Spread via infected web pages belonging to Russian media, the malware has already hit hundreds of targets in Russia, Ukraine, Eastern Europe and even Turkey.

This included taking down Interfax, the Russian news agency and the Odessa airport in the Ukraine.

“According to our data, most of the victims targeted by these attacks are located in Russia. We have also seen similar but fewer attacks in Ukraine, Turkey and Germany. This ransomware infects devices through a number of hacked Russian media websites,” said Kaspersky Lab’s Vyacheslav Zakorzhevsky, the head of the anti-malware research team, in a statement. “Based on our investigation, this has been a targeted attack against corporate networks, using methods similar to those used during the ExPetr[NotPetya] attack. However we cannot confirm it is related to [NotPetya].”

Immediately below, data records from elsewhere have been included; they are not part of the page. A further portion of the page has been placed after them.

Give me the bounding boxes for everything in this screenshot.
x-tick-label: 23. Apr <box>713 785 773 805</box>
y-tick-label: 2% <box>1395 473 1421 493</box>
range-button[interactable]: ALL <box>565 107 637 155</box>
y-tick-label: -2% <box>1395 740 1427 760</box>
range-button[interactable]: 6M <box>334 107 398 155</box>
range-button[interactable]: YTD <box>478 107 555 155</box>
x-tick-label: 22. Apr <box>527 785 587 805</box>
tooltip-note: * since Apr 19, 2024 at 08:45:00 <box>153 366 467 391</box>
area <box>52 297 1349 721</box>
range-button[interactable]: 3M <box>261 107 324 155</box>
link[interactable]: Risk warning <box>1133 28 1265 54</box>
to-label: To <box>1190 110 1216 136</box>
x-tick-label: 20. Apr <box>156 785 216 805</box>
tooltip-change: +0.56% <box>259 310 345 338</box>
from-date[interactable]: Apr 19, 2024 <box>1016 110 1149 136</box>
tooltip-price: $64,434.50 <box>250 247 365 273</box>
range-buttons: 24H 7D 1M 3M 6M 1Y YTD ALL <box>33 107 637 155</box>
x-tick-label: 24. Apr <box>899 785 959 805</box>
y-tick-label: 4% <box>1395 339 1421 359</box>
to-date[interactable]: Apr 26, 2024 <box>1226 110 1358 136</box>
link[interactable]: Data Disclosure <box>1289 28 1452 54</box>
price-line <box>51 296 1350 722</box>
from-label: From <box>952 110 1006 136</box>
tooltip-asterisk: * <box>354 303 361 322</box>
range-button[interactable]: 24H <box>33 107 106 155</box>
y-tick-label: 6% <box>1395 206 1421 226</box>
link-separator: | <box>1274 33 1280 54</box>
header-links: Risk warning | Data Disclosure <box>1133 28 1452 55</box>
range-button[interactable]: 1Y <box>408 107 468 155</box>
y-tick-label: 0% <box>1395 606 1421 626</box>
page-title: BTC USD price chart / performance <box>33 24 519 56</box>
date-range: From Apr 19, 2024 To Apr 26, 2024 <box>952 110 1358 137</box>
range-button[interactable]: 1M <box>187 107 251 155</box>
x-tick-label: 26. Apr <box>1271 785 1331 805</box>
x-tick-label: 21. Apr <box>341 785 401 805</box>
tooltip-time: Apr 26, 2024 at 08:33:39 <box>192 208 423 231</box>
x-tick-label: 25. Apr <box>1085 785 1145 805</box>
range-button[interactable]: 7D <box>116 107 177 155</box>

Those struck have important data files encrypted and are asked to pay 0.05 bitcoins (around $282) via a hidden service on the Tor dark web, or face having to pay more within 40 hours.

Currently, very few antivirus companies detect Bad Rabbit, which is delivered via a fake Adobe Flash update which may be signed and which has to be manually executed by the victim. It is however also spread horizontally in networks like WannaCry by brute forcing common network passwords, meaning a single careless person could place whole companies at risk.

Numerous anti-virus companies are however gearing up to defend against the attack, though it remains to be seen if the infection, which has spread as far as Germany, can be fully contained. This includes Microsoft’s Malware Protection Centre, who are actively investigating the infestation.

Windows Defender is one of the tools which can detect the infection.

Hopefully, remediation following the WannaCry scare early this year will mean there are now much fewer vulnerable PCs than before. Microsoft’s most consistent advice has always been to keep PCs updated to the latest version of all software, which should include the latest multi-layers security and mitigation technologies.